Think of the times that you have felt something before you could express it in analytic words.
Emotions are the energy before the matter. They serve as direct translators to our nervous systems and hormonal bodies. They protect us and keep us safe in times when threats and traumas from the environment happen so quickly that our rational mind can’t process and react fast enough.
And yet, to be perceived as a highly emotional person– and more specifically a highly emotional woman— is still somehow judged in our society, instead of praised.
Emotional intelligence is a skill which can be studied and learned just like analytic wisdom. And in many cases, a keen emotional intelligence is what we admire in our friends and family.
Individuals who have taken the time to learn their own emotional landscape are typically powerhouses of clarity. They act fluidly and with confidence, even in the most stressful of situations.
What is it within each of us that keeps us from expressing with honesty our emotional experience? How can we learn to become acquainted with the most difficult feelings, so that we might better understand the messages from our deepest emotive depths and recognize these emotions as they drift into our daily lives?
Primary emotions such as fear, anger, sadness and joy are sometimes packaged within actionable emotions like hate, anger, jealousy and envy. These actionable emotions are often more acceptable in the workplace or social scape, and to some degree are less intimate than the primary emotions which you might share with loved ones.
But, at what point did we decide that some emotions are acceptable and others are not? The clear danger in a world that does not value emotional honesty is the suppression of the individual experience into a more culturally acceptable form.

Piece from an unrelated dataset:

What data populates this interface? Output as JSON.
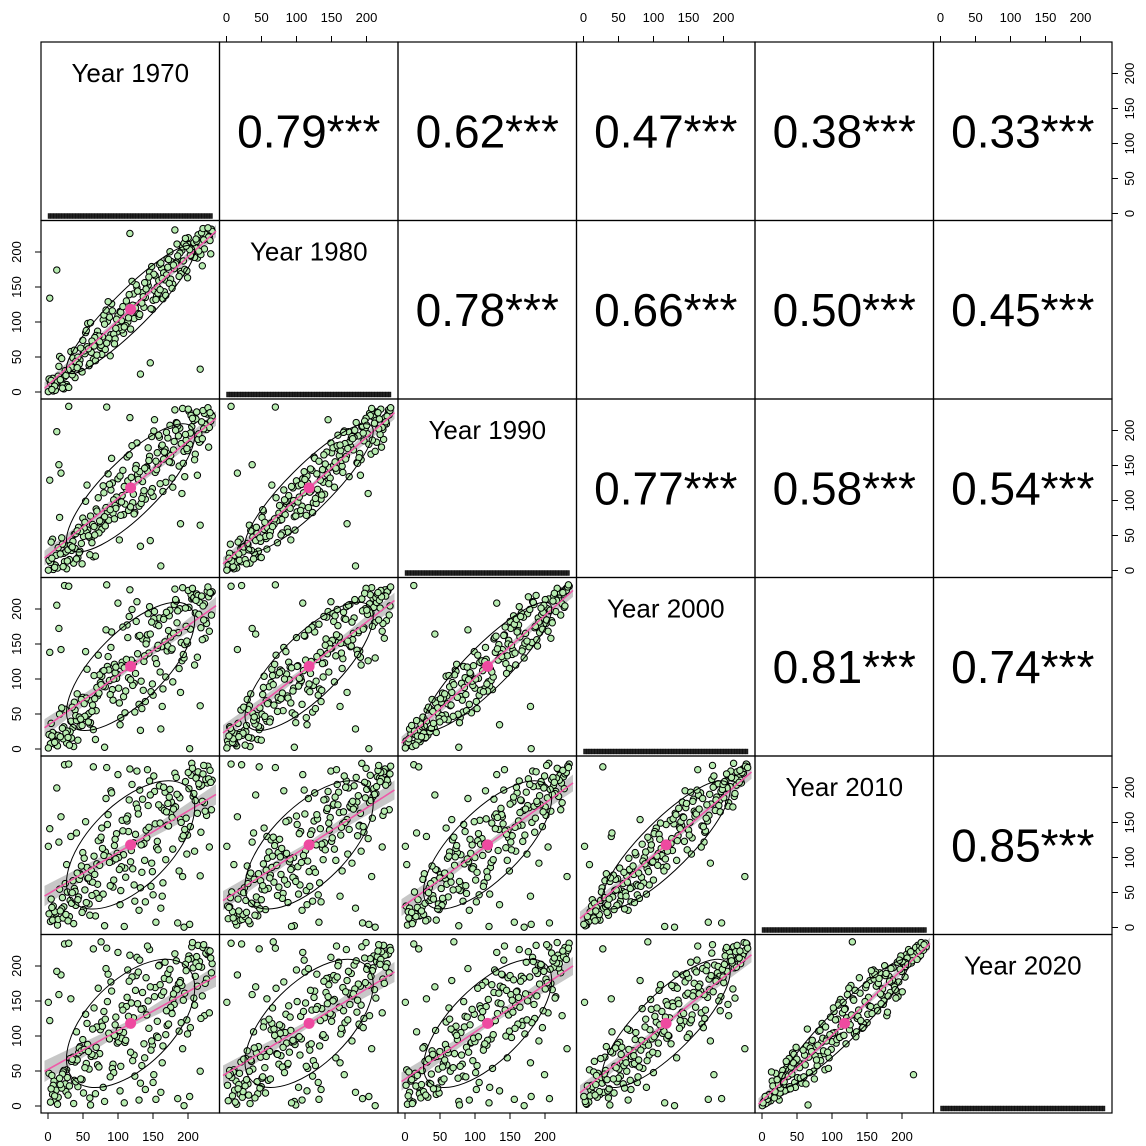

This “emotional armament” as the psychoanalyst, Wilhelm Reich called it, can invalidate an individual and sometimes cause depression, anxiety and even physical illness. Invalidating an individual’s emotional experience in society is essentially the same as not acknowledging our own emotional experience. It’s likely that we are often angry at the people who emotionally “lash out” because we are not allowed to ourselves. The same can be said of hate, which for many people feels protective of deeper primary emotions like fear and sadness.

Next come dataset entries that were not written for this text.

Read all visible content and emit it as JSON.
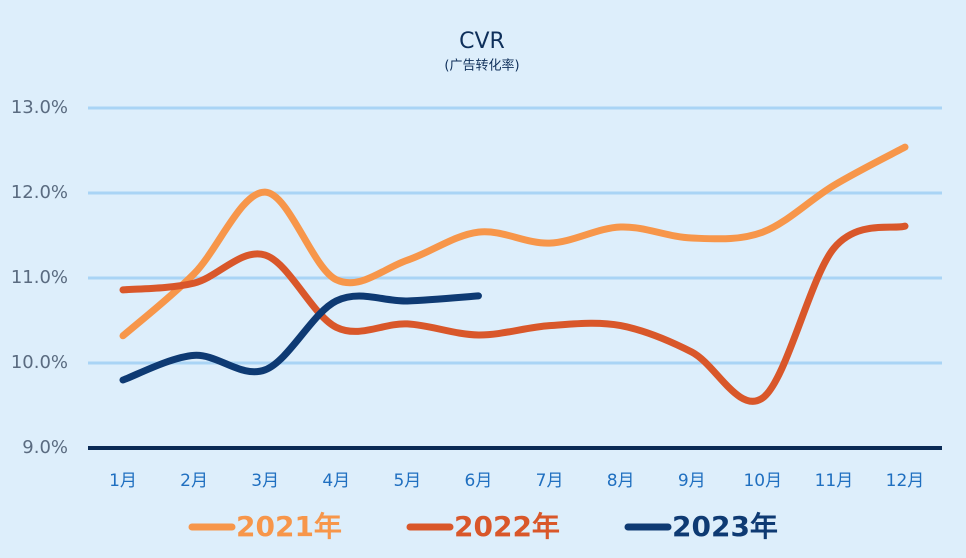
{
  "chart_data": {
    "type": "line",
    "title": "CVR",
    "subtitle": "(广告转化率)",
    "categories": [
      "1月",
      "2月",
      "3月",
      "4月",
      "5月",
      "6月",
      "7月",
      "8月",
      "9月",
      "10月",
      "11月",
      "12月"
    ],
    "series": [
      {
        "name": "2021年",
        "color": "#f7964a",
        "values": [
          10.32,
          11.05,
          12.01,
          10.98,
          11.21,
          11.54,
          11.41,
          11.6,
          11.47,
          11.54,
          12.09,
          12.54
        ]
      },
      {
        "name": "2022年",
        "color": "#d9572a",
        "values": [
          10.86,
          10.94,
          11.27,
          10.42,
          10.46,
          10.33,
          10.44,
          10.44,
          10.13,
          9.59,
          11.35,
          11.61
        ]
      },
      {
        "name": "2023年",
        "color": "#0e3a73",
        "values": [
          9.8,
          10.09,
          9.92,
          10.73,
          10.73,
          10.79,
          null,
          null,
          null,
          null,
          null,
          null
        ]
      }
    ],
    "ylim": [
      9,
      13
    ],
    "yticks": [
      {
        "value": 9,
        "label": "9.0%"
      },
      {
        "value": 10,
        "label": "10.0%"
      },
      {
        "value": 11,
        "label": "11.0%"
      },
      {
        "value": 12,
        "label": "12.0%"
      },
      {
        "value": 13,
        "label": "13.0%"
      }
    ],
    "grid": true,
    "legend": "bottom"
  }
}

Self reflection and personal analysis can save us from years of struggle in relationships with others and to ourselves. Each of our personal blueprints is unique and our movements in the world follow circuitous routes with unknown outcomes. If we allow what we express emotionally to be determined by someone other than ourselves, we lose one of our greatest allies along the unknown path.
In The Wisdom of Insecurity, Alan Watts states, “that to have running water you must first let go of it and let it run. The same is true of life and the universe.” Emotional intelligence requires expression and flow. If you try too hard to lock it down and censor your emotions, you risk disconnecting from the meteorologist within. When you embrace all of the emotions, you contain a constant barometer, steadfastly pointing the way.